I was walking home from my job as a language assistant in a Spanish primary school and there, at the end of the road, the word BRIT stared me down from the side of a ferry. I had left Britain for Santander, Spain, but it seemed that Britain would not leave me.
I had always wanted, desperately, to live abroad, and yet, in Spain, I found myself faced with the fact that I was unavoidably, helplessly a Brit. When I first moved here, it felt like everytime I spoke Spanish, or even when I was silent, some signal (a grammatical mistake, a mispronounced word, the way I dressed) seemed to scream ‘FOREIGNER’, ‘EXTRANJERO’, strange, different, other, causing people to switch to English, or even avoid me completely. I had always taken for granted the privilege of fitting in: of being a native speaker with the right accent and the knowledge of how to interact effortlessly. But that was striped from me in Spain: my neighbour asking me if I was English after I simply said ‘Hola’; my co-workers taking months to talk to me or even acknowledge me because they assumed I didn’t speak or understand Spanish; people at bars and clubs turning their nose up at me when they heard I was British - ‘Your people ruin our country’. These small events piled up against me, a constant reminder that I was seen as an invasive Brit, characterised by the worst parts of our country and culture. I felt trapped by that which I had always wanted to escape: the expected ignorance, arrogance, and disrespect which ties so closely with the Brit abroad stereotype.
However, these frustrations of the first few months were not mine alone. My flatmates and friends, also English Language Assistants, were facing similar difficulties. Despite all of us being able to communicate in Spanish, we all felt like failures, claiming knowledge of a language within which our confidence was slowly deteriorating. Especially for them as they were all American, and had learnt Latin American Spanish - not only were they foreigners, but their Spanish sounded doubly foreign, a mix of American and Latin American whereas mine was just mangled English-European Spanish. But within this shared struggle, we found solace.
In Santander’s coffee shops (shout out to Gallofa and Peter and Pan), on its many beaches, on the benches by the sea, we started to see the beauty in linguistic difference: it was not the alienating factor it first seemed, but a source of hilarity and joy. First, in English, we discovered how baffling the word baubles were for Americans; the fact that we sang ‘away in a manger’ to different tunes; the way we pronounced our vowels so differently (my own name was a struggle for them). And then in Spanish, we started to accumulate differences and similarities like small gems: the Cantabrian word for a very Cantabrian light rain that will drench you, ‘calabobos’; the Chilean word for boyfriend/girlfriend ‘pololo/a’; the fact that Spanish also uses green as the colour to signify jealousy which stems from Othello; and that in English we have a whole verb for queuing (a cornerstone of British culture).

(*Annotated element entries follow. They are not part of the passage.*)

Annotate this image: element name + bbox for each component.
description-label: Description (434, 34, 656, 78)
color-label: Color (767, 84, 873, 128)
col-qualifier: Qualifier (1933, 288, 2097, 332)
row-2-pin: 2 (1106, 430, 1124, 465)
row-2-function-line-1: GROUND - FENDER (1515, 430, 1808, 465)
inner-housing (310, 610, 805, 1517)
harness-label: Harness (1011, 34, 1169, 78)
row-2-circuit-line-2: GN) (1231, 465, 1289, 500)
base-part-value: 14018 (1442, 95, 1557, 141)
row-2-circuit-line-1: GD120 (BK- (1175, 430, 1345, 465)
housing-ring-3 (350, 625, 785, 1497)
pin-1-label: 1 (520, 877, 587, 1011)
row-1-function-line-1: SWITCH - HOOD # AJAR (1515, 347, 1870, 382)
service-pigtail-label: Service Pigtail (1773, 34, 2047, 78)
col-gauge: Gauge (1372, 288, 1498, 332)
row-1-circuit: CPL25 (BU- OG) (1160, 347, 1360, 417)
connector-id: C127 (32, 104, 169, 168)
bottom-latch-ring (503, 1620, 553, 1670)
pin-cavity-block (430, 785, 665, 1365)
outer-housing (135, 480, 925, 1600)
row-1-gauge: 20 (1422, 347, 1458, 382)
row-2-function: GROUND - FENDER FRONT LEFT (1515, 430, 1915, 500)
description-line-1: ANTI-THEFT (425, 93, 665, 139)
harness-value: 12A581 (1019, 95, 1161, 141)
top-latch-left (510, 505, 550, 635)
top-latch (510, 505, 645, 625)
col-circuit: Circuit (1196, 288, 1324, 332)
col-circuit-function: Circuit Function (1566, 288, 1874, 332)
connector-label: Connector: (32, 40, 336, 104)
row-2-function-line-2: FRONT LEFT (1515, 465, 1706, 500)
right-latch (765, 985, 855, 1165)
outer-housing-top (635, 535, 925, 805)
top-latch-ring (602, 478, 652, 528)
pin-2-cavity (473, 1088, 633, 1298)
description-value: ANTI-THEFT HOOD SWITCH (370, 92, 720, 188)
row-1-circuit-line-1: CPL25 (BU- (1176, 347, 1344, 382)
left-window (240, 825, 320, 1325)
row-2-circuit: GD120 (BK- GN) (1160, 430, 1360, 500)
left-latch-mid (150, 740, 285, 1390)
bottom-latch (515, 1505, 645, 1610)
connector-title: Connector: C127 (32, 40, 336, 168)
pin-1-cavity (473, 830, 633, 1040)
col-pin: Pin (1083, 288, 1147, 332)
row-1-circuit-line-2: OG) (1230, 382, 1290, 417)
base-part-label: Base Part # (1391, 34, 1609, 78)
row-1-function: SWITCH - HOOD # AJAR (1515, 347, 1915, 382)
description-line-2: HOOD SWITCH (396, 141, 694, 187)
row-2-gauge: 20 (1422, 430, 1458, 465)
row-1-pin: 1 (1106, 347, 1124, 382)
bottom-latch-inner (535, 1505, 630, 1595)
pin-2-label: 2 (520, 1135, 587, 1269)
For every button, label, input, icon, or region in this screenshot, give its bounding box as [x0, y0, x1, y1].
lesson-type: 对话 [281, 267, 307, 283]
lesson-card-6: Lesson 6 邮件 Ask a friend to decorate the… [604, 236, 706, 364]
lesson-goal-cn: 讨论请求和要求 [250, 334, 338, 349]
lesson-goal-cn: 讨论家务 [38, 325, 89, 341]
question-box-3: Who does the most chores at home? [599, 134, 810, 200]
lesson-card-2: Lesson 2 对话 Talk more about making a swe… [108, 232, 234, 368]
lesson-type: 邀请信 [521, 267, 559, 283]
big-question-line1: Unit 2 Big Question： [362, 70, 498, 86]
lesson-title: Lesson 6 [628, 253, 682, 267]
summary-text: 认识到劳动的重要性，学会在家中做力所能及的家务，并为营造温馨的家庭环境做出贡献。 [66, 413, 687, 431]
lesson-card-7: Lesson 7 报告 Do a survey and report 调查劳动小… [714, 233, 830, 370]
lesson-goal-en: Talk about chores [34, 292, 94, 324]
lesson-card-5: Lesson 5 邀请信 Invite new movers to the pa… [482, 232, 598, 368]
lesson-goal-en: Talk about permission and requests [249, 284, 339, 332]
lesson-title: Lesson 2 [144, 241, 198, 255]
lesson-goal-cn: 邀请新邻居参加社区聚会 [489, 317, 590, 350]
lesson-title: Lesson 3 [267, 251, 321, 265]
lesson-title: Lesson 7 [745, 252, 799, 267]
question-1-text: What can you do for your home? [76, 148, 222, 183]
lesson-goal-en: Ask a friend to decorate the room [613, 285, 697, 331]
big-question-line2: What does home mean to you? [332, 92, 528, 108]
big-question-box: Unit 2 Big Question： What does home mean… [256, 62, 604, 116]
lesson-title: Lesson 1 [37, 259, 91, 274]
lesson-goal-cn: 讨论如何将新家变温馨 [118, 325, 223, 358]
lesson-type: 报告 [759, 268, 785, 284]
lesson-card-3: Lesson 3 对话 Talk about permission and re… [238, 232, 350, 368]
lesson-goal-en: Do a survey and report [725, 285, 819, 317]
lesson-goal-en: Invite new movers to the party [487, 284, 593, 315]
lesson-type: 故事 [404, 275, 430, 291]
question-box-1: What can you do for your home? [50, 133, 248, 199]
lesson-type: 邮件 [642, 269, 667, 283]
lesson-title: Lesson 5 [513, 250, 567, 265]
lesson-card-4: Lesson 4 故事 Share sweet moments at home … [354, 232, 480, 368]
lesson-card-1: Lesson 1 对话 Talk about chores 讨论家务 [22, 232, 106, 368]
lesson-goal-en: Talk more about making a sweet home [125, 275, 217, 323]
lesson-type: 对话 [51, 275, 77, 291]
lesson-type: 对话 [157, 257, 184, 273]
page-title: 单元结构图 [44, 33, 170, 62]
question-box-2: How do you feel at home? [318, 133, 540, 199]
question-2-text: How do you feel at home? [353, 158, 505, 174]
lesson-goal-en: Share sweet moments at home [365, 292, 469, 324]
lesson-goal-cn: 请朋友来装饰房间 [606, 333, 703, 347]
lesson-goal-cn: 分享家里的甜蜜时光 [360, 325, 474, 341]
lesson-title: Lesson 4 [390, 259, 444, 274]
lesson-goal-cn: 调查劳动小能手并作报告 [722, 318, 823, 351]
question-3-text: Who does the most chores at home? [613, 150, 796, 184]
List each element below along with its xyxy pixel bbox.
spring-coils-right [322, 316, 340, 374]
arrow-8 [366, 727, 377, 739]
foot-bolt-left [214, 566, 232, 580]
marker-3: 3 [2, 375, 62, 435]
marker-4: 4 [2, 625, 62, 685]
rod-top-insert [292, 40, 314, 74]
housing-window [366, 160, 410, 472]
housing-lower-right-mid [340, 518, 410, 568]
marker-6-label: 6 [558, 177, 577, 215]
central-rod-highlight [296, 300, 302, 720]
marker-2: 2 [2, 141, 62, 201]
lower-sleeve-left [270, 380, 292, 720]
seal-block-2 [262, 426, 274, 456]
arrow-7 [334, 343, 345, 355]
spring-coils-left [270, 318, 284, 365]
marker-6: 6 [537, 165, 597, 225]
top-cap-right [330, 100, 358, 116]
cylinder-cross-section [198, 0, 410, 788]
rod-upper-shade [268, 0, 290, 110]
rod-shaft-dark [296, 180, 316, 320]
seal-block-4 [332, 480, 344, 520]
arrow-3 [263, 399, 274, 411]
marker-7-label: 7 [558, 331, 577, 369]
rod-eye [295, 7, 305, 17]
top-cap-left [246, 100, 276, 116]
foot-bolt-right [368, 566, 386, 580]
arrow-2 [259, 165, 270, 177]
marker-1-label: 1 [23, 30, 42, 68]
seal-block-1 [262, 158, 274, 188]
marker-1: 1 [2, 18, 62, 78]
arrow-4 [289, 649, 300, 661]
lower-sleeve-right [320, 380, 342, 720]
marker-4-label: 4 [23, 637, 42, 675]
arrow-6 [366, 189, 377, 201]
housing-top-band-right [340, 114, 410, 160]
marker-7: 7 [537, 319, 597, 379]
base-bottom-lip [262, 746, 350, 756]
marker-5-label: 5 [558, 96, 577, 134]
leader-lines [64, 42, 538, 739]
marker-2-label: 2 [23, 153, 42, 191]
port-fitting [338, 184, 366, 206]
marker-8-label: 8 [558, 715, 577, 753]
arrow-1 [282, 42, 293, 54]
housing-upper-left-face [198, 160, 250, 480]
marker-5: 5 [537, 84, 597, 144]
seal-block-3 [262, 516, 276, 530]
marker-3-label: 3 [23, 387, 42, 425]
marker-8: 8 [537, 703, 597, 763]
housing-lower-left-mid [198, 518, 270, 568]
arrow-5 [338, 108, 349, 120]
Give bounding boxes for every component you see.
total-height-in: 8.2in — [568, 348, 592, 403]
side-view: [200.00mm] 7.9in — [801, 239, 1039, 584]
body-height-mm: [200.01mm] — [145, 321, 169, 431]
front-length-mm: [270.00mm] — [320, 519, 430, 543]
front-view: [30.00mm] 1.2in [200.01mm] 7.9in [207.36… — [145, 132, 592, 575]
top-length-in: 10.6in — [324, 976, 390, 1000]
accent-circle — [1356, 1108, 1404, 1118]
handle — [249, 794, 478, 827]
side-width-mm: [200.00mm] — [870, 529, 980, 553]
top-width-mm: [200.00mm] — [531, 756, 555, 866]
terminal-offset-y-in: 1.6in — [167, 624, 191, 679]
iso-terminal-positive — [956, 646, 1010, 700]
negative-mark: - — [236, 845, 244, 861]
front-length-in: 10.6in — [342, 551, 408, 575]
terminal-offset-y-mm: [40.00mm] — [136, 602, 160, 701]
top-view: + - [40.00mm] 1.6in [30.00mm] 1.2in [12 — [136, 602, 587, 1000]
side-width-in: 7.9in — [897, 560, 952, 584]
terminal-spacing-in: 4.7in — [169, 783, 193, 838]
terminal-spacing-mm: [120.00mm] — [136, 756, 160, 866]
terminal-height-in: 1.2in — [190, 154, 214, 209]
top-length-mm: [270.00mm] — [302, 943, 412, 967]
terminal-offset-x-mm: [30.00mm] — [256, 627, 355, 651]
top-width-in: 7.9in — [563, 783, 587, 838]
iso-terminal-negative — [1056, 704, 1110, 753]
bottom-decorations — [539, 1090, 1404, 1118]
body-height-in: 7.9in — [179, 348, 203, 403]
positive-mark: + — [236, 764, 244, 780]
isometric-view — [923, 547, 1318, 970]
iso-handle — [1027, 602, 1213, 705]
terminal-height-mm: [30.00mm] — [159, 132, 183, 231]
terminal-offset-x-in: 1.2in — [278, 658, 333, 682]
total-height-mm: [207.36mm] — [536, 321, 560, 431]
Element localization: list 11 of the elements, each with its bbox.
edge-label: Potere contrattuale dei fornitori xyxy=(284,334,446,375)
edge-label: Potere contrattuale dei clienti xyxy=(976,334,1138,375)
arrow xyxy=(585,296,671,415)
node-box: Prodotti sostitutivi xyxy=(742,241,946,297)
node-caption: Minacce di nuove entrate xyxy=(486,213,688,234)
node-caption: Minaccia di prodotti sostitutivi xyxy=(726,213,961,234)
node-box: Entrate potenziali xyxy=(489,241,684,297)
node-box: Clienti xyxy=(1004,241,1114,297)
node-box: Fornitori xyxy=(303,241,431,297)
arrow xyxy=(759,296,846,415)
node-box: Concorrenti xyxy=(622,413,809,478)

We traded in slang and sayings together and with our cantabrian friends, and at last we started to feel accepted by Spanish again. It seemed obvious now: the fact that we, of course, weren’t Spanish and therefore had our own accent and pronunciation quirks was not to be changed, but embraced. The fact that my friend Olivia’s Spanish was steeped in Chilean pronunciation with both Mexican and Chilean slang was not something to be removed to suit an European Spanish ear, but something to be maintained in spite of that - an ode to her journey as a Spanish speaker. My own Spanish was not something to be ashamed of, my English accent not something to be completely eradicated. I am English after all, which for the first time felt like a positive: all my Britishisms and Englishisms had become points of joy with my American friends, so why would I want to lose that in my second language? Together, by accepting that we could not, should not, exclude our own identity from our Spanish, we flourished.
The disgust I had always felt at the thought of my country, its bloody history, and embarrassing politics slowly began to be replaced with something akin to pride. Being British was a part of me, a part of my language, how I thought, and how I interacted with the world. It is home, for better or for worse, and I do miss broken Britain, in all her glory.
It might be embarrassing being British, but I wouldn’t be anything else. And that is one conclusion I did not expect at the end of my year abroad.